7. Semua Hal

7.7K 1.3K 263
                                    

23:55

Selamat membaca, komen kalian menghibur banget :)

🤼🤼

Albert menahan senyum saat menyadari perubahan ekspresi Salsa. Tidak sekaku tadi, perempuan itu kini menatapnya dengan kening berkerut. Sepertinya kata-katanya sanggup melunturkan atmosfer ketegangan di antara mereka.

"Keren bos improvisasinya, saya cuma nyuruh minta waktu seumur hidup tapi Mas Albert ngerangkai kalimat sendiri. Jadi bangga nih saya. Terus Salsa-nya gi—"

Satu tangan Albert terangkat untuk melepas earpods di telinga, lalu memasukkan ke saku agar suara Joko tidak lagi memenuhi pendengarannya. Terima kasih pada Joko yang memonitornya lewat sambungan telepon. Albert bisa mati kutu tadi begitu lihat Salsa keluar toko, kalau saja Joko tidak mengarahkan.

Ini saatnya ia yang bergerak sendiri. Joko tidak perlu tahu apa yang terjadi selanjutnya. Katakanlah ia bodoh, tidak bisa melakukan pendekatan dengan gayanya sendiri, tapi ini hanya antisipasi. Telah banyak kegagalan yang Albert lakukan dan berakibat fatal.

Lima menit yang sudah Salsa beri harus dimanfaatkan dengan baik. Ia tidak mau merusaknya di detik pertama. Sehingga meski telah banyak kalimat-kalimat di kepalanya yang ingin dilontarkan, tetap saja harus ada antisipasi kemungkinan terburuk.

"Bukan." Tiba-tiba suara Salsa terdengar. "Bukan time is up, but time is over. Karena lo sia-siain kesempatan lima menit dari gue."

Albert lihat sendiri gerakan Salsa yang tergesa untuk melewatinya menuju mobil. Ia masih tidak bergerak. Tapi saat Salsa hampir melewatinya, ia bergumam, "Karena lima menit nggak akan cukup. Bahkan seumur hidup juga nggak akan cukup buat gue nebus kesalahan gue ke lo."

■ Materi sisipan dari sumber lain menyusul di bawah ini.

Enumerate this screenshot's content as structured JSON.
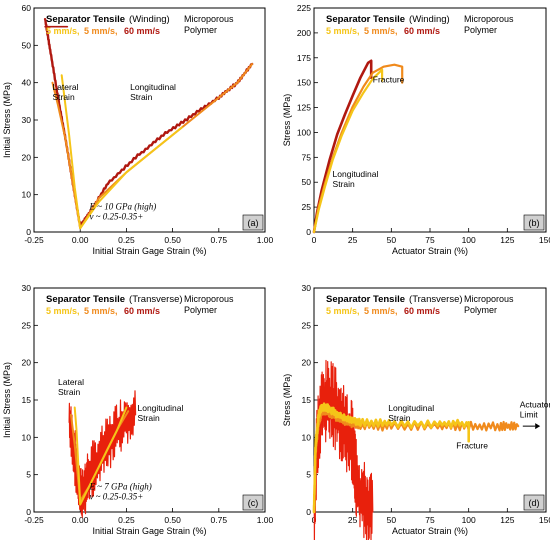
{
  "colors": {
    "slow": "#f5c518",
    "mid": "#f08a1c",
    "fast": "#b01810",
    "fast_d": "#e8200c"
  },
  "chart_data": [
    {
      "id": "a",
      "type": "line",
      "title": "Separator Tensile",
      "title_suffix": "(Winding)",
      "material": [
        "Microporous",
        "Polymer"
      ],
      "speeds": [
        "5 mm/s",
        "5 mm/s",
        "60 mm/s"
      ],
      "xlabel": "Initial Strain Gage Strain (%)",
      "ylabel": "Initial Stress (MPa)",
      "xlim": [
        -0.25,
        1.0
      ],
      "ylim": [
        0,
        60
      ],
      "xticks": [
        -0.25,
        0,
        0.25,
        0.5,
        0.75,
        1.0
      ],
      "xtick_labels": [
        "-0.25",
        "0.00",
        "0.25",
        "0.50",
        "0.75",
        "1.00"
      ],
      "yticks": [
        0,
        10,
        20,
        30,
        40,
        50,
        60
      ],
      "ytick_labels": [
        "0",
        "10",
        "20",
        "30",
        "40",
        "50",
        "60"
      ],
      "panel_label": "(a)",
      "annotations": [
        {
          "lines": [
            "Lateral",
            "Strain"
          ],
          "x": -0.15,
          "y": 38
        },
        {
          "lines": [
            "Longitudinal",
            "Strain"
          ],
          "x": 0.27,
          "y": 38
        }
      ],
      "formula": [
        "E ~ 10 GPa (high)",
        "ν ~ 0.25-0.35+"
      ],
      "formula_at": [
        0.05,
        6
      ],
      "series": [
        {
          "color": "fast",
          "width": 2.4,
          "osc": 0.25,
          "seed": 1,
          "x": [
            -0.19,
            -0.16,
            -0.12,
            -0.08,
            -0.04,
            0.0,
            0.05,
            0.15,
            0.3,
            0.45,
            0.6,
            0.75,
            0.85,
            0.93
          ],
          "y": [
            57,
            48,
            36,
            25,
            13,
            1.5,
            5,
            13,
            20,
            26,
            31,
            36,
            40,
            45
          ]
        },
        {
          "color": "fast",
          "width": 1.6,
          "osc": 0,
          "x": [
            -0.19,
            -0.07
          ],
          "y": [
            55,
            55
          ]
        },
        {
          "color": "mid",
          "width": 2.0,
          "osc": 0,
          "x": [
            -0.15,
            -0.12,
            -0.08,
            -0.04,
            0.0,
            0.1,
            0.25,
            0.45,
            0.6,
            0.75,
            0.85,
            0.93
          ],
          "y": [
            40,
            34,
            25,
            13,
            1,
            9,
            16,
            24,
            30,
            36,
            40,
            45
          ]
        },
        {
          "color": "slow",
          "width": 2.0,
          "osc": 0,
          "x": [
            -0.1,
            -0.06,
            -0.03,
            0.0,
            0.1,
            0.25,
            0.4,
            0.55
          ],
          "y": [
            42,
            26,
            12,
            1,
            8,
            16,
            22,
            28
          ]
        }
      ]
    },
    {
      "id": "b",
      "type": "line",
      "title": "Separator Tensile",
      "title_suffix": "(Winding)",
      "material": [
        "Microporous",
        "Polymer"
      ],
      "speeds": [
        "5 mm/s",
        "5 mm/s",
        "60 mm/s"
      ],
      "xlabel": "Actuator Strain (%)",
      "ylabel": "Stress (MPa)",
      "xlim": [
        0,
        150
      ],
      "ylim": [
        0,
        225
      ],
      "xticks": [
        0,
        25,
        50,
        75,
        100,
        125,
        150
      ],
      "xtick_labels": [
        "0",
        "25",
        "50",
        "75",
        "100",
        "125",
        "150"
      ],
      "yticks": [
        0,
        25,
        50,
        75,
        100,
        125,
        150,
        175,
        200,
        225
      ],
      "ytick_labels": [
        "0",
        "25",
        "50",
        "75",
        "100",
        "125",
        "150",
        "175",
        "200",
        "225"
      ],
      "panel_label": "(b)",
      "annotations": [
        {
          "lines": [
            "Fracture"
          ],
          "x": 38,
          "y": 150
        },
        {
          "lines": [
            "Longitudinal",
            "Strain"
          ],
          "x": 12,
          "y": 55
        }
      ],
      "series": [
        {
          "color": "fast",
          "width": 2.6,
          "osc": 0,
          "x": [
            0,
            2,
            5,
            10,
            15,
            20,
            25,
            30,
            35,
            37,
            37
          ],
          "y": [
            0,
            20,
            42,
            72,
            98,
            118,
            137,
            155,
            170,
            172,
            155
          ]
        },
        {
          "color": "mid",
          "width": 2.2,
          "osc": 0,
          "x": [
            0,
            3,
            7,
            12,
            18,
            25,
            32,
            38,
            45,
            52,
            57,
            57
          ],
          "y": [
            0,
            25,
            48,
            74,
            100,
            126,
            146,
            160,
            166,
            168,
            166,
            150
          ]
        },
        {
          "color": "slow",
          "width": 2.2,
          "osc": 0,
          "x": [
            0,
            3,
            7,
            12,
            18,
            25,
            32,
            38,
            44,
            44
          ],
          "y": [
            0,
            22,
            45,
            72,
            97,
            122,
            140,
            154,
            163,
            152
          ]
        }
      ]
    },
    {
      "id": "c",
      "type": "line",
      "title": "Separator Tensile",
      "title_suffix": "(Transverse)",
      "material": [
        "Microporous",
        "Polymer"
      ],
      "speeds": [
        "5 mm/s",
        "5 mm/s",
        "60 mm/s"
      ],
      "xlabel": "Initial Strain Gage Strain (%)",
      "ylabel": "Initial Stress (MPa)",
      "xlim": [
        -0.25,
        1.0
      ],
      "ylim": [
        0,
        30
      ],
      "xticks": [
        -0.25,
        0,
        0.25,
        0.5,
        0.75,
        1.0
      ],
      "xtick_labels": [
        "-0.25",
        "0.00",
        "0.25",
        "0.50",
        "0.75",
        "1.00"
      ],
      "yticks": [
        0,
        5,
        10,
        15,
        20,
        25,
        30
      ],
      "ytick_labels": [
        "0",
        "5",
        "10",
        "15",
        "20",
        "25",
        "30"
      ],
      "panel_label": "(c)",
      "annotations": [
        {
          "lines": [
            "Lateral",
            "Strain"
          ],
          "x": -0.12,
          "y": 17
        },
        {
          "lines": [
            "Longitudinal",
            "Strain"
          ],
          "x": 0.31,
          "y": 13.5
        }
      ],
      "formula": [
        "E ~ 7 GPa (high)",
        "ν ~ 0.25-0.35+"
      ],
      "formula_at": [
        0.05,
        3
      ],
      "series": [
        {
          "color": "fast_d",
          "width": 1.2,
          "osc": 2.6,
          "seed": 7,
          "x": [
            -0.06,
            -0.04,
            -0.02,
            0.0,
            0.02,
            0.05,
            0.1,
            0.15,
            0.2,
            0.25,
            0.3
          ],
          "y": [
            12,
            9,
            6,
            2,
            3,
            5,
            7,
            9,
            11,
            12.5,
            13
          ]
        },
        {
          "color": "mid",
          "width": 2.0,
          "osc": 0,
          "x": [
            -0.05,
            -0.03,
            -0.01,
            0.0,
            0.05,
            0.1,
            0.15,
            0.2,
            0.26
          ],
          "y": [
            13,
            9,
            4,
            1.5,
            3.5,
            6,
            8.5,
            11,
            13.5
          ]
        },
        {
          "color": "slow",
          "width": 2.0,
          "osc": 0,
          "x": [
            -0.03,
            -0.02,
            -0.01,
            0.0,
            0.05,
            0.1,
            0.15,
            0.2,
            0.25
          ],
          "y": [
            14,
            11,
            6,
            1,
            3.5,
            6,
            8.5,
            11,
            14
          ]
        }
      ]
    },
    {
      "id": "d",
      "type": "line",
      "title": "Separator Tensile",
      "title_suffix": "(Transverse)",
      "material": [
        "Microporous",
        "Polymer"
      ],
      "speeds": [
        "5 mm/s",
        "5 mm/s",
        "60 mm/s"
      ],
      "xlabel": "Actuator Strain (%)",
      "ylabel": "Stress (MPa)",
      "xlim": [
        0,
        150
      ],
      "ylim": [
        0,
        30
      ],
      "xticks": [
        0,
        25,
        50,
        75,
        100,
        125,
        150
      ],
      "xtick_labels": [
        "0",
        "25",
        "50",
        "75",
        "100",
        "125",
        "150"
      ],
      "yticks": [
        0,
        5,
        10,
        15,
        20,
        25,
        30
      ],
      "ytick_labels": [
        "0",
        "5",
        "10",
        "15",
        "20",
        "25",
        "30"
      ],
      "panel_label": "(d)",
      "annotations": [
        {
          "lines": [
            "Longitudinal",
            "Strain"
          ],
          "x": 48,
          "y": 13.5
        },
        {
          "lines": [
            "Fracture"
          ],
          "x": 92,
          "y": 8.5
        },
        {
          "lines": [
            "Actuator",
            "Limit"
          ],
          "x": 133,
          "y": 14
        }
      ],
      "arrow": {
        "x1": 135,
        "x2": 143,
        "y": 11.5
      },
      "series": [
        {
          "color": "fast_d",
          "width": 1.2,
          "osc": 3.8,
          "seed": 3,
          "x": [
            0,
            2,
            5,
            8,
            12,
            16,
            20,
            24,
            26,
            28,
            30,
            34,
            38
          ],
          "y": [
            0,
            10,
            14,
            15,
            14.5,
            13,
            11,
            10,
            7,
            4,
            2,
            1,
            0
          ]
        },
        {
          "color": "mid",
          "width": 2.2,
          "osc": 0.4,
          "seed": 5,
          "x": [
            0,
            1,
            3,
            5,
            8,
            12,
            20,
            30,
            50,
            80,
            100,
            120,
            132
          ],
          "y": [
            0,
            8,
            12,
            13.5,
            13.5,
            13,
            12,
            11.5,
            11.5,
            11.5,
            11.5,
            11.5,
            11.5
          ]
        },
        {
          "color": "slow",
          "width": 2.6,
          "osc": 0.35,
          "seed": 9,
          "x": [
            0,
            1,
            3,
            5,
            8,
            12,
            20,
            30,
            50,
            80,
            100,
            100
          ],
          "y": [
            0,
            9,
            13,
            14,
            14,
            13.5,
            12.5,
            12,
            11.8,
            11.8,
            11.8,
            9.5
          ]
        }
      ]
    }
  ]
}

Tepat di sampingnya, Salsa berhenti. Geraman Salsa juga terdengar kemudian. "Gue udah maafin lo."

"Belum, lo—"

"Udah!" tandas Salsa, suaranya gemetar meski penuh penekanan.

Albert menoleh ke kanan, lalu diam. Memilih setuju untuk percaya. Padahal ia tahu sendiri, sebegitu banyak luapan emosi dalam tatapan Salsa yang kini menjurus padanya. Ada selaput bening yang melapisi kedua mata itu, dan saat mengerjap meninggalkan titik air di bulu matanya.

"Kalo udah, artinya kita temenan," kata Albert. Senyumnya tersungging. Sorot matanya masih sehangat tadi.

Salsa mengalihkan pandangan, saat Albert sudah berbalik seluruhnya menghadap Salsa lagi.

"Gue pengin nebus kesalahan gue. Kalo lo nggak bolehin gue buat bahagiain lo seumur hidup, kasih gue kesempatan sebentar aja buat jadi temen lo. I'll be the great friend you ever had."

"Gue udah maafin lo, artinya lo nggak perlu nebus apa pun."

"Gue akan tetep datang ke sini nemuin temen gue."

"Lo batu banget ya!" Salsa kembali meninggikan suaranya. Mendapati Albert terus memaksa menerima kedatangannya yang tiba-tiba, jelas membuat Salsa kalut. Apa lelaki itu tidak mengerti?

"Gue cuma mau kita berteman baik." Albert masih mencoba mengulangi kalimatnya tadi.

"Lo emang hobi temenan sama mantan ya?" Salsa mendengus, lalu berubah kekehan saat menyadari satu air matanya berhasil lolos. Ia biarkan agar Albert tahu sebesar apa emosinya tiap mereka berhadapan seperti ini. "Lo temenan baik sama mantan, terus saat lo udah punya pasangan, lo kecewain dia dengan alasan menemui teman baik."

Albert tahu itu sebuah sindiran. Ia memejamkan mata merasakan hatinya berdenyut nyeri. Tidak sekalipun ia pernah menghadapi Salsa yang seperti ini. Salsa yang ia kenal jika sedang marah pasti menggebu dan mengeluarkan kalimat kasar. Bukan tenang tapi penuh sindiran.